The last of the 48 hours in Prague and a glimpse at career change

After our expensive dinner we found a smoky pub to have a last pint before a long walk back up the hill round the back of the castle to our apartment and bed.

There had been vague intentions around the idea of getting up early on Sunday to see Charles Bridge without the crowds but the long walk did for us and by the time we got there a great mixture of people was gathered to walk across it one way or other. But we were there before some of the hawkers and street painters although we could see them gathering behind us pushing their strange wrapped up trollies ready to unload for their days work.

It would have been easy to become irritated by the crush of people, hands in the air waving cameras and phones trying to capture the moment but in fact there was something moving about it. There wasn’t much noise over the murmur of voices and over above us the statues stood in supplication to the sky. At one point one of the hawkers took out a guitar and started to play the theme to The Deerhunter. The music seemed to bring the people on the bridge into sharp relief and all of a sudden I was there amongst them marvelling at what we had done.
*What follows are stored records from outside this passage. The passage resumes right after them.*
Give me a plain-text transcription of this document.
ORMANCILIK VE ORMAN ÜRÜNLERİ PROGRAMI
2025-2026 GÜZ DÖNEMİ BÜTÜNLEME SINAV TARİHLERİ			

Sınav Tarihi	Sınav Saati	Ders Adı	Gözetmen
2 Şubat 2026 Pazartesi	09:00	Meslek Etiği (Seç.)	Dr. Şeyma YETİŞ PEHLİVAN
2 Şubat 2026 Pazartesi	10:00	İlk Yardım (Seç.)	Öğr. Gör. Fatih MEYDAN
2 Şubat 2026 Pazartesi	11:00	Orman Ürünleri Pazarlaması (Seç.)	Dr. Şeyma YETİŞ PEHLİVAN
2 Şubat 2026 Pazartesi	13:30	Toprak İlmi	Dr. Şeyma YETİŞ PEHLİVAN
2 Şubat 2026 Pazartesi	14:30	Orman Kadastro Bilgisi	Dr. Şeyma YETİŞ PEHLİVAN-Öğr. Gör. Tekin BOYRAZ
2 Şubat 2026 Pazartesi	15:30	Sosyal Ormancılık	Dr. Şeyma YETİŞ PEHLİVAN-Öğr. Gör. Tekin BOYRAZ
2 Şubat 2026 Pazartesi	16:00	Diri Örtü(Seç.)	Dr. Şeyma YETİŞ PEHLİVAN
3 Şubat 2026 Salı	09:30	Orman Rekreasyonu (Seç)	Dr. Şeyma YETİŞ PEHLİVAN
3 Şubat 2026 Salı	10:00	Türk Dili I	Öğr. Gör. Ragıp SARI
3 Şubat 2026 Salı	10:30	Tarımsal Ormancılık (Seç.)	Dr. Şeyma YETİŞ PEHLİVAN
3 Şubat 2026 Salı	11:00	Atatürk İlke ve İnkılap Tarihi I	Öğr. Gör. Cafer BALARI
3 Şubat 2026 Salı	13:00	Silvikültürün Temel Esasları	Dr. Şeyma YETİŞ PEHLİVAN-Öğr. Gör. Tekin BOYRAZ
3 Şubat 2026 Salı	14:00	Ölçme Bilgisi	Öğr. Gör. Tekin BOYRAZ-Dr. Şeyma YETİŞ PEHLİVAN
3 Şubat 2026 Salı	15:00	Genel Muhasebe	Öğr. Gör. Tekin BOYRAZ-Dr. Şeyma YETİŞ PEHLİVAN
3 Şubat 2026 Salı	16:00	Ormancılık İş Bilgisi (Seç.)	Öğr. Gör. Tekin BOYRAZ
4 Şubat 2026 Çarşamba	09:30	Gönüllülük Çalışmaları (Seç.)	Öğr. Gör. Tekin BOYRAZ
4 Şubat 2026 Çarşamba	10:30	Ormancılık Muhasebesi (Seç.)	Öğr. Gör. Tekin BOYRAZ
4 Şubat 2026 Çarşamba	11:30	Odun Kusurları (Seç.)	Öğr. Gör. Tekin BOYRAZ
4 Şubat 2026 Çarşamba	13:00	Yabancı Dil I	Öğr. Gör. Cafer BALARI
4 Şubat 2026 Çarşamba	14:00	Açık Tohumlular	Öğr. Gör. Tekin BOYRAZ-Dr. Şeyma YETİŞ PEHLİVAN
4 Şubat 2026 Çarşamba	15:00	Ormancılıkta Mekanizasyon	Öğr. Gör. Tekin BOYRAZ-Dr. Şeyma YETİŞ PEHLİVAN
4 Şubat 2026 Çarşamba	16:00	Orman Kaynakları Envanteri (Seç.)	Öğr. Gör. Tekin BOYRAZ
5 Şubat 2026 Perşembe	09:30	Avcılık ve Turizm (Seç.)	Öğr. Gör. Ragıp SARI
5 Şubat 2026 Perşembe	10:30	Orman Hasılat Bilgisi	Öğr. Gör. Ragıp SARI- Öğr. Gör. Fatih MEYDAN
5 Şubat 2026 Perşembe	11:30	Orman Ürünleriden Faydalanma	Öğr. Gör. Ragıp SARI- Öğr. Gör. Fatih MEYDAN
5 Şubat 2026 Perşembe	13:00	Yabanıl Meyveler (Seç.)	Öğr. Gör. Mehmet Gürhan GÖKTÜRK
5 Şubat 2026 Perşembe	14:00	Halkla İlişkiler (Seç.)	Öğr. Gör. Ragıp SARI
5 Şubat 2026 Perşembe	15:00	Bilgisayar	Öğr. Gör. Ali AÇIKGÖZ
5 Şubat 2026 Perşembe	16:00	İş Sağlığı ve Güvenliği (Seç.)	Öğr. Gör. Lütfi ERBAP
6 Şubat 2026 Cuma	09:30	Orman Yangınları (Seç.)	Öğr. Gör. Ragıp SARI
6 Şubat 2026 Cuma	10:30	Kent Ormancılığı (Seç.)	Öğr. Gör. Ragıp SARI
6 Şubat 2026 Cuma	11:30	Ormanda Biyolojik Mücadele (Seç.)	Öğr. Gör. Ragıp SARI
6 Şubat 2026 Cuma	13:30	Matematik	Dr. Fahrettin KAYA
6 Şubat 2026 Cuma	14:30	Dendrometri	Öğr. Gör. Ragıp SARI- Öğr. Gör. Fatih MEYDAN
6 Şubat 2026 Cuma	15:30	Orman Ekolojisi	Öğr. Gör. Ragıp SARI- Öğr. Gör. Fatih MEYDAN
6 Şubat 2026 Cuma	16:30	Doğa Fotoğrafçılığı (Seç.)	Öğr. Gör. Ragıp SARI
After the Bridge we walked up into the Old Town and got there in time to see The Astronomical Clock strike 11.00am. There were thousands of people standing there to watch the half minute of the bells coming out and the skeleton statue shaking its bones  and a man blowing a bugle from the top of the tower. Although the crowd thinned out once it was done I found myself having to take pictures of the buildings from the first floor up to avoid the crush of heads at ground level.

We walked up through the Jewish Quarter and had to content ourselves with a quick glimpse of the cemetery through some iron railings.

In a courtyard we found a man playing the violin.

After that it was time for lunch. I set my heart on a place that was described as a beer hall that had been there since the 13th century. Rather to my surprise we found it.

We walked in and sat ourselves down in a room full of wooden tables and benches. A man came over and asked us what we wanted and when I asked for some dark beer he directed us upstairs to where he said there was a brewery.

The route took us through a number of low slung rooms filled with more benches and tables until some stairs took us upstairs.

There we found ourselves in a narrow room with a half dozen or so tables down one side and the brewery down the other. In the brewery we could see great copper casks and wooden barrels overflowing with brown wort.

I ate prunes soaked in slivovitz and wrapped in bacon followed by a pice of pork in sauce with chips. I still regret not having the knuckle of pork that looked big enough to feed five.

We talked about the breweries in Birkenhead and how much better they could do if they had a long room next to the brewing selling slabs of good food and maybe some bread. I think that somewhere in there we were talking about a possible career change!

On the way back we walked under a man hanging on for dear life.